Or: An Essay on How Someone Could Look at Jim Obergefell and Not Be Happy for His Love to Be Recognized
Let’s be clear: the Apostle Paul got a lot of things wrong. But one thing I think he got right: “When I was a child, I talked like a child, I thought like a child, I reasoned like a child. When I became an adult, I put the ways of childhood behind me”.
In 1998, I participated in a school debate and chose the side arguing against marriage equality. My premise, I am very sorry to say, was that it would be bad for children. I was 17, and I was regurgitating what I had heard from those around me. I hadn’t actually met anyone who I knew was gay. Within a few years, my intellectual understanding had grown enough that I knew I had been wrong, that regardless of whether I “agreed” with homosexuality (that’s how I heard people around me talking about it. Like being gay was some sort of political stance, a side you chose), equality before the law was an issue of civil rights, and all adults capable of consent should have the right to be married.

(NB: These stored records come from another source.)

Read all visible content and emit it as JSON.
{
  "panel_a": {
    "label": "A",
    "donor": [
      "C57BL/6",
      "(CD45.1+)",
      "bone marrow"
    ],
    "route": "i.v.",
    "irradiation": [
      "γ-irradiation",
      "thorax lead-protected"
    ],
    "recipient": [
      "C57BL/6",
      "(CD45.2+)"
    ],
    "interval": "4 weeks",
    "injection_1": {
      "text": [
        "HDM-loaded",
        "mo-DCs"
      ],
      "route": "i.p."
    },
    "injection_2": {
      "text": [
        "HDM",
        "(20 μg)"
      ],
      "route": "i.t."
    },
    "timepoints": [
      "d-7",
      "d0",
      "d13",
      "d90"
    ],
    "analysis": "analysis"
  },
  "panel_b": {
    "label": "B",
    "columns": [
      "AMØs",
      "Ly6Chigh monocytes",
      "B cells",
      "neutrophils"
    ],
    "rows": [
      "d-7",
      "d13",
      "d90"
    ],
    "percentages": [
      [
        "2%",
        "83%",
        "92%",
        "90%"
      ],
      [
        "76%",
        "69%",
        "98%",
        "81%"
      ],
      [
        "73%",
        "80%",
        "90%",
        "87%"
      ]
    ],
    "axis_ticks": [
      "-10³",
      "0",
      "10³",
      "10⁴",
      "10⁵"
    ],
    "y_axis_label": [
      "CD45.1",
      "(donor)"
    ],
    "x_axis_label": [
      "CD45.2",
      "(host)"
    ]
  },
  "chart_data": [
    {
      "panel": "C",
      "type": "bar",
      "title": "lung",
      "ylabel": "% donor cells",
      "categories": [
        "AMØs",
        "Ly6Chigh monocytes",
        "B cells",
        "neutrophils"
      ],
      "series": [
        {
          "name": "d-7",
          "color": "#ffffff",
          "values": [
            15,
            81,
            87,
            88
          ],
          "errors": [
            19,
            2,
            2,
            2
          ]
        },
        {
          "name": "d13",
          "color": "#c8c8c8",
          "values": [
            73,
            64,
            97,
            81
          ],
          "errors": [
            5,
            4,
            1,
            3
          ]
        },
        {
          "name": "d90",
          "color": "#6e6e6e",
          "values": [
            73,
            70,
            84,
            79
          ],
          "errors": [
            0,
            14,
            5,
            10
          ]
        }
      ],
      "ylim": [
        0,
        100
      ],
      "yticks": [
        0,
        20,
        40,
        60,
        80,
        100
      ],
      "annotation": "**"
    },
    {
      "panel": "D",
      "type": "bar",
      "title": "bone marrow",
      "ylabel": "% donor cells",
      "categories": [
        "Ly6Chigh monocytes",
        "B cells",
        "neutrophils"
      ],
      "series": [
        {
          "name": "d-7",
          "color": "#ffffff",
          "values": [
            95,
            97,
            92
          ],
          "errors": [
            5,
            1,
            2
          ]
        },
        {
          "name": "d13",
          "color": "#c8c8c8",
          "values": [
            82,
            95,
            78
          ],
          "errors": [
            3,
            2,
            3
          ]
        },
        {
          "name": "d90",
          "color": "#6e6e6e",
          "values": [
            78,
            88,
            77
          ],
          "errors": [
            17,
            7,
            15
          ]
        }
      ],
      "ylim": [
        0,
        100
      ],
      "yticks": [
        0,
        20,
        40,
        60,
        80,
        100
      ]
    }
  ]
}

As I came to this conclusion, I continued to wrestle with whether homosexuality was a sin. By this time, I had a gay friend. He, too, was a Christian, and he tried to date girls. One night I sat beside him and held his hand and cried as he talked about his internal war. The fight to not be who he was.
He loved God just as much as I did.
By the time I was in my mid-20s, I had opened my heart to the reality that I didn’t know it all. That there were people who called God by a different name or not at all, and they loved and were good and smart and kind. The religion I grew up in didn’t have the corner on knowing God. My world had grown larger, and I had a better understanding of my place in it and the possibility of many different ways of being.
When we are children, the world is me-centric. We think the rest of the world is or should be like us. But we are supposed to grow up. We are supposed to put the ways of childhood behind us.
Of course I am incredibly relieved and encouraged by the Supreme Court’s legalization of same sex marriage this week, but my heart still drops at some of the comments I’ve heard or read from acquaintances and friends. People who I know love their families. Would give their friends the shirt off their backs. But there is a disconnect in their sense of common humanity. I can only hope that as they get to know gay families, as their own children and grandchildren come out, the disconnect will be fused. I know the momentum is there. I see it happening like a river, like a never-failing stream, and yes, sometimes like a thunderbolt.